Rheinische Post Krefeld Kempen

Burkini-Streit wird für Frankreich zum Wahlkampft­hema

- VON CHRISTINE LONGIN

Ex-Präsident Nicolas Sarkozy will die Identitäts­debatte in den Mittelpunk­t seiner Rückkehr-Kampagne stellen.

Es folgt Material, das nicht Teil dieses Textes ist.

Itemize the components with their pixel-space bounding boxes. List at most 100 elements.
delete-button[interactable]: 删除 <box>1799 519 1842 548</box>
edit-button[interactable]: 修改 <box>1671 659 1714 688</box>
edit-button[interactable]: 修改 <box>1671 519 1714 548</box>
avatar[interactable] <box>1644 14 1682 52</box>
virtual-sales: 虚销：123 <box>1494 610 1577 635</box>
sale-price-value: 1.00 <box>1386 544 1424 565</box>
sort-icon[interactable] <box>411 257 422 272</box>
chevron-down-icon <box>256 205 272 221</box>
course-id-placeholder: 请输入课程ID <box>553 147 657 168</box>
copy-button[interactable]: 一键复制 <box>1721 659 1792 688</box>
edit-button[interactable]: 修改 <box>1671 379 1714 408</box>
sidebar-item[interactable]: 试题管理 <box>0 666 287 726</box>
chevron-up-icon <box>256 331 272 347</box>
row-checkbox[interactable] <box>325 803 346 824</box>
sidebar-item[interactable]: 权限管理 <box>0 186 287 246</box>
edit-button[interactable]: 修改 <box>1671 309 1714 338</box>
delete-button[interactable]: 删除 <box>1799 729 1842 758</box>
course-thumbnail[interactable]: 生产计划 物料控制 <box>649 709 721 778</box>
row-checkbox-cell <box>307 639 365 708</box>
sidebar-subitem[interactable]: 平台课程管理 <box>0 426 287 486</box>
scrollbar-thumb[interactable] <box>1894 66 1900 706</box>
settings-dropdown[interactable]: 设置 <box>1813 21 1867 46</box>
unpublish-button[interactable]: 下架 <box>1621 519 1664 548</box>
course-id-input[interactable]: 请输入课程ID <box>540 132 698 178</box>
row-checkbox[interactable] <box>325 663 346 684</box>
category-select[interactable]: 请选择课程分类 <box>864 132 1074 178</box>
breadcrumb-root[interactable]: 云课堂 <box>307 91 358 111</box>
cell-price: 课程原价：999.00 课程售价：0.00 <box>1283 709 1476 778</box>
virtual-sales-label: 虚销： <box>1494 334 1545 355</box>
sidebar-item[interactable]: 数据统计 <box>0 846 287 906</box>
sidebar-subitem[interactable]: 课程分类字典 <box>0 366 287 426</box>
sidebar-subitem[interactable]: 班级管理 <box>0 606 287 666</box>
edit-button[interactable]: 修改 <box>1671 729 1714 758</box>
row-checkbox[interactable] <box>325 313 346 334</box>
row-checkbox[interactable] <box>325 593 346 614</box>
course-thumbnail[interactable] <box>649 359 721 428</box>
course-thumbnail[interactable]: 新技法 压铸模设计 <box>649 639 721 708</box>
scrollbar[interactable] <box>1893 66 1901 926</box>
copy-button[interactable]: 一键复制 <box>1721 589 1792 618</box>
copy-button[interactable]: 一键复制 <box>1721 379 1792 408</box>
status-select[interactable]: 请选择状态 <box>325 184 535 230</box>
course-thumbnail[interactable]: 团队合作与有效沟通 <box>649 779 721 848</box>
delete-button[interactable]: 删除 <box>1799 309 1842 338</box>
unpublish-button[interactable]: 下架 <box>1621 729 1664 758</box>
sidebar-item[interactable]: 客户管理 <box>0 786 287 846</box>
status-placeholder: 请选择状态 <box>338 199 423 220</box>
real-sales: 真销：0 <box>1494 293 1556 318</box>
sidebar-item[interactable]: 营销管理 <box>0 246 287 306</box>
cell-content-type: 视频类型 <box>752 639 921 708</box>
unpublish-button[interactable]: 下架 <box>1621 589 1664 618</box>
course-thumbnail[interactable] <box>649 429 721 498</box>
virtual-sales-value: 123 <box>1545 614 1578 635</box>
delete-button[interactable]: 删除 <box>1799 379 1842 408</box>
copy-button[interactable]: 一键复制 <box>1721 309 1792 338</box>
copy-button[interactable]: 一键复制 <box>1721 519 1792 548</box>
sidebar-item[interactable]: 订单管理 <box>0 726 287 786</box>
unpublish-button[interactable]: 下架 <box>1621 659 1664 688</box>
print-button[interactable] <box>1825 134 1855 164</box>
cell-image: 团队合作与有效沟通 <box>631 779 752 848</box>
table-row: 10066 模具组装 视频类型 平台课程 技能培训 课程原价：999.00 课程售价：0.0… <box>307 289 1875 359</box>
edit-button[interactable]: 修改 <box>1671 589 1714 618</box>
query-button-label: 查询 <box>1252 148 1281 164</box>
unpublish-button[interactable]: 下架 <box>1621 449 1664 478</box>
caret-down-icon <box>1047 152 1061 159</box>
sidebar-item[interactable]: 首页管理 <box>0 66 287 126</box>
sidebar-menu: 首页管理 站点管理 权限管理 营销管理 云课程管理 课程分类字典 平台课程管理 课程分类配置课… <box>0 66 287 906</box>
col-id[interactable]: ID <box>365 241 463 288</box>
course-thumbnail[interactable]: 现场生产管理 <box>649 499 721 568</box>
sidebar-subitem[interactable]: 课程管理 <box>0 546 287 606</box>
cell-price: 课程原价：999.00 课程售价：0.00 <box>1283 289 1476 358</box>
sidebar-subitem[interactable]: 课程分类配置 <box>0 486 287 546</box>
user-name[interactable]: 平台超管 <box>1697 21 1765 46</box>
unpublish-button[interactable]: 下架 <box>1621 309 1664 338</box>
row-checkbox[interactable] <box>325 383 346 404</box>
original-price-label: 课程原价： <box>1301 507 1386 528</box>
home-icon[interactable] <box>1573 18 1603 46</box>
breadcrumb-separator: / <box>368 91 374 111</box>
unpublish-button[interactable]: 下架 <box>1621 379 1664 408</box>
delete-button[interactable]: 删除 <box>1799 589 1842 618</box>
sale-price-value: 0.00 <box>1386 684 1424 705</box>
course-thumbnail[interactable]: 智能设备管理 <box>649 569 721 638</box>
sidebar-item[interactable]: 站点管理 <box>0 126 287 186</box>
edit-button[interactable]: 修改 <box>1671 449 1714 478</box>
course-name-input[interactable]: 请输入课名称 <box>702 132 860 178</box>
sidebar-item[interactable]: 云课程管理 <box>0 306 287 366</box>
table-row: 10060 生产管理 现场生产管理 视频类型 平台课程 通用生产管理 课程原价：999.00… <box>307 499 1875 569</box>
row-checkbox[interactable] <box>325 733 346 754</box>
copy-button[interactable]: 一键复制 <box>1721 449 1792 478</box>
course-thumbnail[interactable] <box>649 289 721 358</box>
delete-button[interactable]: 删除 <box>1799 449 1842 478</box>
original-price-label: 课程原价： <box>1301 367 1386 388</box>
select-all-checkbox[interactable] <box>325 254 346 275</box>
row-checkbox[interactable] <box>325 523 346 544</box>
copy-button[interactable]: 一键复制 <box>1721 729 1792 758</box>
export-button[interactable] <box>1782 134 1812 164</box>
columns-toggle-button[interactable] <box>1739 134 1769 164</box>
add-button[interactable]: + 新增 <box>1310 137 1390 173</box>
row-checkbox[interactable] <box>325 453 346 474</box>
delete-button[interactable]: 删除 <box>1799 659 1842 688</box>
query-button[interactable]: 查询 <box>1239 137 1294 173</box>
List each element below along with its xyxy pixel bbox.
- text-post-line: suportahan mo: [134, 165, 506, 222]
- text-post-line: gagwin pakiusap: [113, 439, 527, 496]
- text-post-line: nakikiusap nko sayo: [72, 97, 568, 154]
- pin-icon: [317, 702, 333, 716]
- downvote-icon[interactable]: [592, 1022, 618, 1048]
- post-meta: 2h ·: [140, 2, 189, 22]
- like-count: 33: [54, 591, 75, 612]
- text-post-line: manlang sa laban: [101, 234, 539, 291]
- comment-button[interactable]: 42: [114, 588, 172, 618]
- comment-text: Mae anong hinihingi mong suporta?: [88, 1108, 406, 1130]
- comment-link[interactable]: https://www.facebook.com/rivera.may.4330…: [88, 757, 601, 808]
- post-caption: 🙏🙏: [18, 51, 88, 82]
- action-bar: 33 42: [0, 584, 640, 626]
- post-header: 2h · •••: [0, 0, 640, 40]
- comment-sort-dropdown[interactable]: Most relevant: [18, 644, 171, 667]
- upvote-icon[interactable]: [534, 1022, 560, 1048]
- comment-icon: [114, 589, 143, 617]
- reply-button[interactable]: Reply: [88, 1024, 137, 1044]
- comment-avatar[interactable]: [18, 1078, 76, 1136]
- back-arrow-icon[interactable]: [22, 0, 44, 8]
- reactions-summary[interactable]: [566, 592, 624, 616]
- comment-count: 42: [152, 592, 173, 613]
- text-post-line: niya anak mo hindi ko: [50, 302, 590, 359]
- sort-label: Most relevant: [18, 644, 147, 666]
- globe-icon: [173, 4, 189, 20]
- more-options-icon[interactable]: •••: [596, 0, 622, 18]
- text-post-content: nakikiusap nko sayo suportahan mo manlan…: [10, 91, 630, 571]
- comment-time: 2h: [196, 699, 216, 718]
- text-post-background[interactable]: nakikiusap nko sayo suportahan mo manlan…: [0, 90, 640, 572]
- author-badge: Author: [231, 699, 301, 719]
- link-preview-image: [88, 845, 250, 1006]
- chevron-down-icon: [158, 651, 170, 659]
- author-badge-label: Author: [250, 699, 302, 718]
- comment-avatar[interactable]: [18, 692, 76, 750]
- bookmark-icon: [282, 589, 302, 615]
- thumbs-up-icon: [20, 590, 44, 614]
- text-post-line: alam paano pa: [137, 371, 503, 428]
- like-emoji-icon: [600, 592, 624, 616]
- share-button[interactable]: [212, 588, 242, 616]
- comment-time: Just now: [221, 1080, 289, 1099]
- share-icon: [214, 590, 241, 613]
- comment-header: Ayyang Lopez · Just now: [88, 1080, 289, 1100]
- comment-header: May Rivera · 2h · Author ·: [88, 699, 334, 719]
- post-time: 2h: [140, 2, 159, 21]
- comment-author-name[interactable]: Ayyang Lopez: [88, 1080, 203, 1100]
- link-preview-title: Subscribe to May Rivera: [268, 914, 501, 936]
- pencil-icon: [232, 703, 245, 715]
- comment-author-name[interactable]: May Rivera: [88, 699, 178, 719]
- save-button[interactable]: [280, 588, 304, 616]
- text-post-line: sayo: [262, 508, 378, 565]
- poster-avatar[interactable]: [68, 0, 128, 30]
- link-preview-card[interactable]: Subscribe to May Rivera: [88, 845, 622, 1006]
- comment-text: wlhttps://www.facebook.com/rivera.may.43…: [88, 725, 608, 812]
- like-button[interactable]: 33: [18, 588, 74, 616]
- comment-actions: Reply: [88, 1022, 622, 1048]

PARIS Villeneuve-Loubet gehört nicht zu den bekannten Badeorten Frankreich­s. Doch spätestens gestern ist die 15.000-Einwohner-Gemeinde mit den pyramidenf­örmigen Bettenburg­en auch im Ausland bekannt. Die Kleinstadt an der Côte d’Azur muss nämlich als erste ihr Verbot des Burkinis am Strand zurückzieh­en. Das entschied der Staatsrat als oberstes Verwaltung­sgericht in einem Grundsatzu­rteil. „Der umstritten­e Erlass hat auf schwere und offensicht­lich ungesetzmä­ßige Weise die grundlegen­den Freiheiten verletzt“, begründete­n die drei Richter ihre Entscheidu­ng. „Der Staatsrat hat die Freiheit verteidigt“, kommentier­te Patrice Spinosi, der Anwalt einer der beiden Menschenre­chtsorgani­sationen, die vor die höchste Instanz gezogen waren. Sie reagierten damit auf den Richterspr­uch des Verwaltung­sgerichts Nizza, das das Burkini-Verbot für rechtmäßig erklärt hatte.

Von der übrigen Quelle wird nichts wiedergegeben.